The clashes occurred around the city of Bongouanou, a stronghold of opposition candidate Pascal Affi N’Guessan 200 kilometres north of the economic hub Abidjan, the witnesses said.
A trader from an ethnic group considered pro-opposition was shot and hacked to death, a family member told AFP, while at least one person from a group considered pro-government was also killed in the area, according to several witnesses and a hospital source.
Ivory Coast President Alassane Ouattara seeking third term, is speculated by many as the cause of all the violence that is happening
Clashes break out
The home of an opposition presidential candidate was burnt down during clashes in Ivory Coast, local residents and officials said on Saturday, two weeks before an election.
Violence began on Friday in Bongouanou, the stronghold of opposition candidate and former prime minister Pascal Affi N’Guessan, with residents from different ethnic groups fighting with machetes while houses and shops were set on fire.
“They burnt down my house,” Affi N’Guessan told AFP.
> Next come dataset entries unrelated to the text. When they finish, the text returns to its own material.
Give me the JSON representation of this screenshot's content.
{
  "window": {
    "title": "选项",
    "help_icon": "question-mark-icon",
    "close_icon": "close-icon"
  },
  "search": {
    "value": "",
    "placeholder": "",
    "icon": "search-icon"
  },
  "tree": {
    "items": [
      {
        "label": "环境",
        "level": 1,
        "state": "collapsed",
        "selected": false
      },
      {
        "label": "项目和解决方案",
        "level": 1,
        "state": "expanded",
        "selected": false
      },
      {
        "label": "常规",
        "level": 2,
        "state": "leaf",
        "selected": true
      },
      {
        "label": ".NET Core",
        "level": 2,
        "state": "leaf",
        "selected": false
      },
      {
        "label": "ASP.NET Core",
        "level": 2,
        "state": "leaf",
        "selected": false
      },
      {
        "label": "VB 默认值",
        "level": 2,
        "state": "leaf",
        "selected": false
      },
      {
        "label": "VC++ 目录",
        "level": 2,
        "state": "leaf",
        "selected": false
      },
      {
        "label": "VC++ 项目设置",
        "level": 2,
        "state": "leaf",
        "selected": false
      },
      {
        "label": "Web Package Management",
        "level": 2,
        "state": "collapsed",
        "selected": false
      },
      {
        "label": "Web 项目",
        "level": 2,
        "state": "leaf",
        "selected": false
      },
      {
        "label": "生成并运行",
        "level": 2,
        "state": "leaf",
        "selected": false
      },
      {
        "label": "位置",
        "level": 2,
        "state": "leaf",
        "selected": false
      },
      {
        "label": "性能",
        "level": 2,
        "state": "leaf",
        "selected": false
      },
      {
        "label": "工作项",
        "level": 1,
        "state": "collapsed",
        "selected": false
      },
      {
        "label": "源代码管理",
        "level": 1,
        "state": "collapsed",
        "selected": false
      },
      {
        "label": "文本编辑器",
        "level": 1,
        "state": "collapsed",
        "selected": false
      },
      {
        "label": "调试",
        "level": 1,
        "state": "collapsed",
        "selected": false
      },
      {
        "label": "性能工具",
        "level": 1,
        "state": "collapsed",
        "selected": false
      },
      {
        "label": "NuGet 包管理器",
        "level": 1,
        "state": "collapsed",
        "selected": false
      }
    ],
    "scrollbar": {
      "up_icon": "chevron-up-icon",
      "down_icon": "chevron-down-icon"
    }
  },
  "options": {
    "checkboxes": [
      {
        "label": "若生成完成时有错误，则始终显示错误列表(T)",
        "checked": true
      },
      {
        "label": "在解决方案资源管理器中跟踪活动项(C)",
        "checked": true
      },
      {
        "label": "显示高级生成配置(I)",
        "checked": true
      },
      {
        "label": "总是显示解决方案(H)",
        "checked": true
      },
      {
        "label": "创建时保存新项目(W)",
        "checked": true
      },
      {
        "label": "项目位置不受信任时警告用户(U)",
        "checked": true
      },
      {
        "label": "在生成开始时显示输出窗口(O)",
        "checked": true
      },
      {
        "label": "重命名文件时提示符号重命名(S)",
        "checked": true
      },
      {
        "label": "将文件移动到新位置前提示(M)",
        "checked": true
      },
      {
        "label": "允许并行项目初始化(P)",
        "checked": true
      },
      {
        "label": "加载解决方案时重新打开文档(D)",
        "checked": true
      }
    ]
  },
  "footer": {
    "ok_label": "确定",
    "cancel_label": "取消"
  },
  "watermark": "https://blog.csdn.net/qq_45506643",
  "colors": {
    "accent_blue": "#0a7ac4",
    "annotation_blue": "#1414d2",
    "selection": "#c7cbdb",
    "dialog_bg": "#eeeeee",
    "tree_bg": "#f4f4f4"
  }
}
“The people were transported from Abidjan. They targeted the property of opposition leaders.”
Residents contacted by AFP said people from the local Agni ethnic group were fighting Dioula people from northern Ivory Coast, who back current President Alassane Ouattara.
“The situation is untenable… We have a lot of wounded people being taken to hospital,” said Mathieu, who lives in Bongouanou.
About 15 people were killed in inter-communal violence in August and September in several cities across the country after Ouattara announced his intention to run for a third term.
Meanwhile, dozens of would-be candidates were barred from running in the election, including former president Laurent Gbagbo and ex-rebel chief Guillaume Soro, both of whom played key roles in the crisis that engulfed the country after disputed elections in 2010.
The opposition on Thursday asked supporters not to take part in electoral events and campaigning in a step towards a potential boycott.
Several high-profile figures, including Affi N’Guessan, have also called for “civil disobedience” in recent weeks.
Ouattara officially launched his campaign on Friday, addressing thousands in a rally in the country’s second-biggest city, Bouake.
In addition to Ouattara and Affi N’Guessan, former president Henri Konan Bedie and former parliamentarian Kouadio Konan Bertin are in the running for the 31 October poll.
After his re-election in 2015, Ouattara announced in March that he would not seek a third term.
But he changed his mind after his preferred successor, prime minister Amadou Gon Coulibaly, died of a sudden heart attack in July.
Ouattara and his supporters have argued that a 2016 revision of the constitution reset the limit on the number of terms.
Last week, a delegation of African and UN envoys expressed “deep concern” ahead of the vote.
Last month, the International Crisis Group called for a postponement and suggested political exiles be allowed to return to Ivory Coast.